Launched in beta last January, Index Marketplaces lets advertisers build curated deal packages through their preferred demand-side platform on Index Exchange’s platform. So far, 75 advertisers have launched their own marketplace, according to Casale.
“The open internet needs its version of [Google’s Performance Max], and I think what’s happening in curation is going to ignite that,” said Casale.
As Casale sees it, that opportunity lies in how curation shifts decision-making power in programmatic. Normally, control has sat on the buy-side, specifically the DSP ad tech that places bids. It’s the DSP that decides whether or not an impression is likely to drive an outcome or not, if it’s suitable for a marketer’s brand and even if that impression is right for a certain creative type. The sell-side doesn’t have much of a say in any of that — it doesn’t even necessarily know why it got that bid from the DSP.
“The sell-side, quite frankly, has been dumb for a decade because of this,” said Casale.
That’s exactly why execs like him are betting on curation. They see it as a way to reclaim control over how impressions are bought, shifting more of that decision-making to when an impression is put up for sale by a publisher rather than when it’s purchased by an advertiser.
In theory, that should be a win-win for both advertisers and publishers. The sell-side has access to far more bidding data than the buy-side, meaning it can surface more impressions to advertisers willing to buy them. DSPs, by contrast, only listen to a fraction of that data, limiting the number of opportunities to sell and buy.
“In some curation use cases we’re already finding scarcer audiences that were there the entire time but it was being throttled away and never getting to the DSP, which means more ad spend is now going to publishers,” said Casale.
Should this approach to programmatic advertising scale as aggressively as he hopes, it could start to reshape ad tech’s fee structure. For instance, Casale points out that activating on a DSP typically comes with a 10% cost. If Index Exchange moves that data to the sell-side at no activation cost, that’s 10% more ad spend going directly to publishers — or at least that’s the pitch.
“Marketers that have more ad dollars going to working media tend to have better win rates in the auction and if they’re finding scarcer audiences who are going to buy their products then they’re likely to sell more,” said Casale. “These are good things for the open internet at large.”

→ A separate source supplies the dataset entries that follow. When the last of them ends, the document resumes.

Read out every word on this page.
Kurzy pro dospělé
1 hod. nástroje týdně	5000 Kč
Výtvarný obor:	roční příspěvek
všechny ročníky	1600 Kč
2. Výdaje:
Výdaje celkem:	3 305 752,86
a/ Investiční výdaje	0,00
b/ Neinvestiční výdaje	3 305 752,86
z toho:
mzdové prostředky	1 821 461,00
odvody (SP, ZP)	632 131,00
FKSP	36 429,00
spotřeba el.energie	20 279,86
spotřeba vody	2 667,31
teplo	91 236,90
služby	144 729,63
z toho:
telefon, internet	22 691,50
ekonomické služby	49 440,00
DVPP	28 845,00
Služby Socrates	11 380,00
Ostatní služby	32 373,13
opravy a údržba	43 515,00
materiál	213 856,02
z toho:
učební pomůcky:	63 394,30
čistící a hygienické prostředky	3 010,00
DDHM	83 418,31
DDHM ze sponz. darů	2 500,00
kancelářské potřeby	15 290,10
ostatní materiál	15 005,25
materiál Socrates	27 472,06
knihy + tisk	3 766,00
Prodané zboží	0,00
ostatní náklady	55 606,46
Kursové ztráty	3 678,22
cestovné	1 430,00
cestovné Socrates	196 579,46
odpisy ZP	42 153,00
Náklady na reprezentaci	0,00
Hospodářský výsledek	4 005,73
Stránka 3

Whether curation can deliver that kind of shake-up anytime soon is another story.
“Curation as a concept is as significant as real-time bidding,” said Aly Nurmohamed, founder and CEO at ad tech startup Nodals AI. “Unlocking curation’s full potential will require innovation, but the concept itself propels us toward a future where programmatic buying is more strategic, dynamic and symbiotic between buyers and media owners.”
But for now, it remains a divisive topic in ad circles. Publishers aren’t sure if it’s a money maker for them or just for ad tech. Advertisers, meanwhile, are wary of the lack of transparency around what’s actually being curated.
None of this means curation should be written off entirely. Header bidding wasn’t met with unanimous support either. Publishers embraced it for its promise of higher revenues and a more competitive marketplace but plenty in ad tech, especially those invested in the waterfall model pushed back. Casale may be on to something. Some marketers seem to think so.
“We’ve been spending the better part of the last two years working closely with the buy-side because of the curation trend,” he continued at the event. “They’ve been calling us and coming to us because they’re excited at the innovative opportunity this represents.”